The audience, admittedly a partisan one, love it. There are gales of laughter as Hand nips back and forth on the stage, a ball of energy. He looks like a comedian, with his Live at the Electric haircut, Bruce Forsyth jacket and obvious eagerness to please. But his material lets him down.

A long section of the show relates to him having googled 'funny names' on the internet. ('Carrie Oakey. I hear she's very big in China.') Another part sees him showing pictures of himself as a kid. That's it. Just pictures of himself as a child. He notes at the end of it: 'I don't know what that round of applause was for... perhaps for not being as big a pansy as I was back then.'

It would be fair to say that he is not a performer who is over-burdened by the niceties of political correctness. The comedy 'Indian' accent is also misjudged.

For the final part of his act he stages a mock chat show, as his ambition is clearly to be a television presenter. In fact, he says as much. As he gathers people from the audience, Hand hands one blonde woman an inflatable life preserver. 'You're going to be Pamela Anderson,' he says, adding as an aside, 'You actually have the boobs to be Pamela Anderson'. I'm watching through my fingers at this point. It's like Alan Partridge as a holiday rep.

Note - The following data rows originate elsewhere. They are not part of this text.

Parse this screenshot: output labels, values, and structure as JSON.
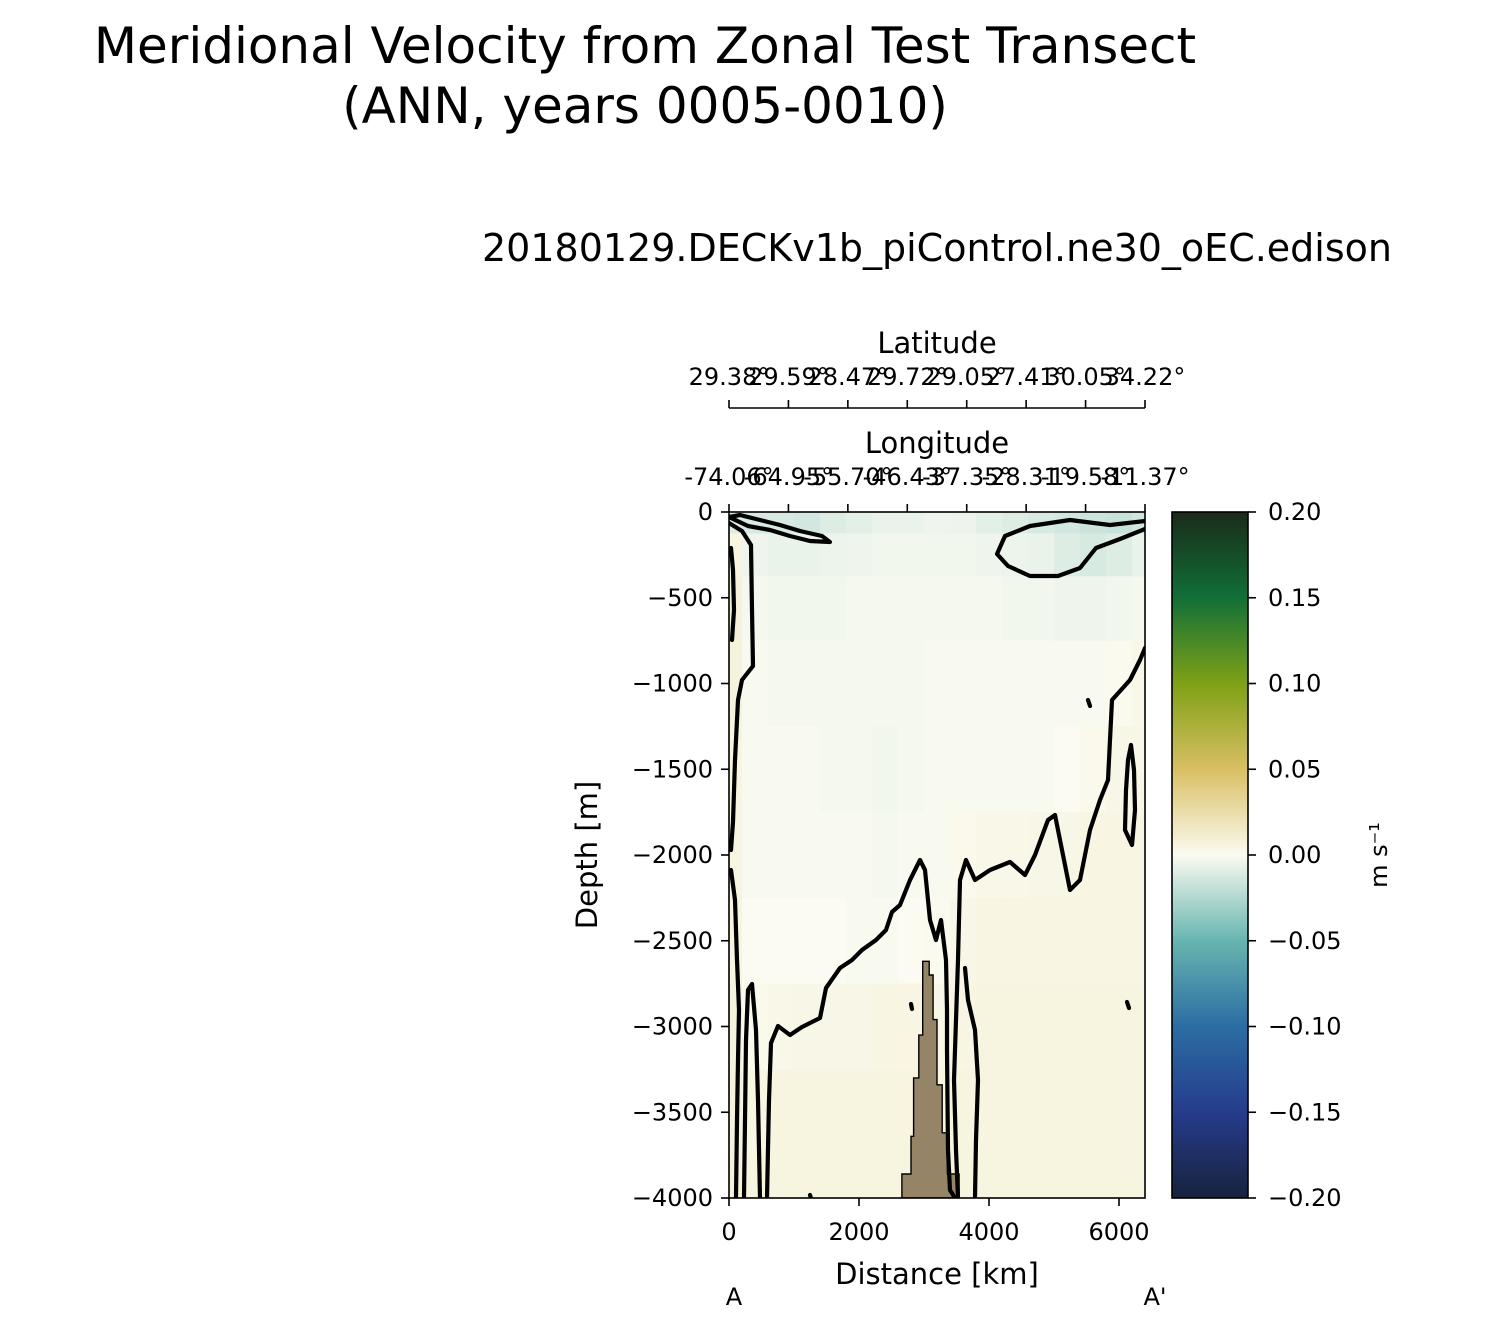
{
  "figure": {
    "suptitle_line1": "Meridional Velocity from Zonal Test Transect",
    "suptitle_line2": "(ANN, years 0005-0010)",
    "subtitle": "20180129.DECKv1b_piControl.ne30_oEC.edison"
  },
  "chart_data": {
    "type": "heatmap",
    "title": "20180129.DECKv1b_piControl.ne30_oEC.edison",
    "xlabel": "Distance [km]",
    "ylabel": "Depth [m]",
    "xlim": [
      0,
      6400
    ],
    "ylim": [
      -4000,
      0
    ],
    "x_ticks": [
      0,
      2000,
      4000,
      6000
    ],
    "x_tick_labels": [
      "0",
      "2000",
      "4000",
      "6000"
    ],
    "y_ticks": [
      0,
      -500,
      -1000,
      -1500,
      -2000,
      -2500,
      -3000,
      -3500,
      -4000
    ],
    "y_tick_labels": [
      "0",
      "−500",
      "−1000",
      "−1500",
      "−2000",
      "−2500",
      "−3000",
      "−3500",
      "−4000"
    ],
    "secondary_axes": [
      {
        "label": "Longitude",
        "tick_labels": [
          "-74.06°",
          "-64.95°",
          "-55.70°",
          "-46.43°",
          "-37.35°",
          "-28.31°",
          "-19.58°",
          "-11.37°"
        ]
      },
      {
        "label": "Latitude",
        "tick_labels": [
          "29.38°",
          "29.59°",
          "28.47°",
          "29.72°",
          "29.05°",
          "27.41°",
          "30.05°",
          "34.22°"
        ]
      }
    ],
    "section_endpoints": [
      "A",
      "A'"
    ],
    "colorbar": {
      "label": "m s⁻¹",
      "range": [
        -0.2,
        0.2
      ],
      "ticks": [
        0.2,
        0.15,
        0.1,
        0.05,
        0.0,
        -0.05,
        -0.1,
        -0.15,
        -0.2
      ],
      "tick_labels": [
        "0.20",
        "0.15",
        "0.10",
        "0.05",
        "0.00",
        "−0.05",
        "−0.10",
        "−0.15",
        "−0.20"
      ],
      "colormap_stops": [
        {
          "value": -0.2,
          "color": "#17223d"
        },
        {
          "value": -0.15,
          "color": "#263c8c"
        },
        {
          "value": -0.1,
          "color": "#2b6da3"
        },
        {
          "value": -0.05,
          "color": "#67b5b0"
        },
        {
          "value": 0.0,
          "color": "#fbfbf1"
        },
        {
          "value": 0.05,
          "color": "#d9bf63"
        },
        {
          "value": 0.1,
          "color": "#7fa116"
        },
        {
          "value": 0.15,
          "color": "#116f37"
        },
        {
          "value": 0.2,
          "color": "#1a2b1a"
        }
      ]
    },
    "contour_levels": [
      0.0
    ],
    "bathymetry_color": "#958466",
    "velocity_field": {
      "x_km": [
        0,
        400,
        800,
        1200,
        1600,
        2000,
        2400,
        2800,
        3200,
        3600,
        4000,
        4400,
        4800,
        5200,
        5600,
        6000,
        6400
      ],
      "depth_m": [
        0,
        -250,
        -500,
        -1000,
        -1500,
        -2000,
        -2500,
        -3000,
        -3500,
        -4000
      ],
      "v_ms": [
        [
          -0.01,
          -0.012,
          -0.012,
          -0.014,
          -0.01,
          -0.008,
          -0.006,
          -0.006,
          -0.004,
          -0.005,
          -0.008,
          -0.01,
          -0.012,
          -0.014,
          -0.016,
          -0.018,
          -0.015
        ],
        [
          0.006,
          -0.004,
          -0.006,
          -0.006,
          -0.005,
          -0.004,
          -0.003,
          -0.003,
          -0.003,
          -0.003,
          -0.004,
          -0.005,
          -0.006,
          -0.01,
          -0.012,
          -0.01,
          -0.006
        ],
        [
          0.008,
          -0.002,
          -0.003,
          -0.003,
          -0.003,
          -0.002,
          -0.002,
          -0.002,
          -0.002,
          -0.002,
          -0.002,
          -0.003,
          -0.003,
          -0.004,
          -0.004,
          -0.003,
          -0.002
        ],
        [
          0.007,
          -0.001,
          -0.002,
          -0.002,
          -0.002,
          -0.002,
          -0.002,
          -0.002,
          -0.001,
          -0.001,
          -0.001,
          -0.001,
          -0.001,
          -0.001,
          -0.001,
          0.001,
          0.003
        ],
        [
          0.006,
          -0.001,
          -0.001,
          -0.001,
          -0.002,
          -0.002,
          -0.003,
          -0.002,
          -0.001,
          -0.001,
          -0.001,
          -0.001,
          -0.001,
          0.0,
          0.002,
          0.004,
          0.004
        ],
        [
          0.006,
          -0.001,
          -0.001,
          -0.001,
          -0.001,
          -0.001,
          -0.002,
          -0.001,
          -0.001,
          0.002,
          0.003,
          0.003,
          0.004,
          0.004,
          0.005,
          0.005,
          0.005
        ],
        [
          0.006,
          0.0,
          0.0,
          0.0,
          0.0,
          -0.001,
          -0.001,
          0.0,
          0.001,
          0.004,
          0.005,
          0.005,
          0.005,
          0.005,
          0.005,
          0.005,
          0.005
        ],
        [
          0.007,
          0.002,
          0.003,
          0.004,
          0.004,
          0.004,
          0.005,
          0.005,
          0.004,
          0.005,
          0.006,
          0.006,
          0.006,
          0.006,
          0.006,
          0.006,
          0.006
        ],
        [
          0.008,
          0.005,
          0.006,
          0.006,
          0.006,
          0.006,
          0.006,
          0.006,
          0.006,
          0.006,
          0.006,
          0.006,
          0.006,
          0.006,
          0.006,
          0.006,
          0.006
        ],
        [
          0.008,
          0.006,
          0.006,
          0.006,
          0.006,
          0.006,
          0.006,
          0.006,
          0.006,
          0.006,
          0.006,
          0.006,
          0.006,
          0.006,
          0.006,
          0.006,
          0.006
        ]
      ]
    }
  }
}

When he gets a man with a riding crop to ride around on the back of a man in a horse mask, the crowd lose it, but no one is laughing harder than Hand. He finishes, as I knew he would – this old skool all-round entertainer – with a song. The guitar is pressed into service. The song is about Rory Mcllroy. The next song is a rap, and the David Brent impression is completed when Hand forgets the words half way through.

It's hard to dislike Ryan Hand. He clearly means well. He wants you to have a good time and he will do anything he can to ensure that that happens even, I suspect, if it means physical harm to his person. But there's no idea here, no theme, no structure and, beyond the Christmas cracker jokes, no real material.

Ultimately he needs to sit down and have a think about why he's doing this. Does he want to be famous, or does he want to be good?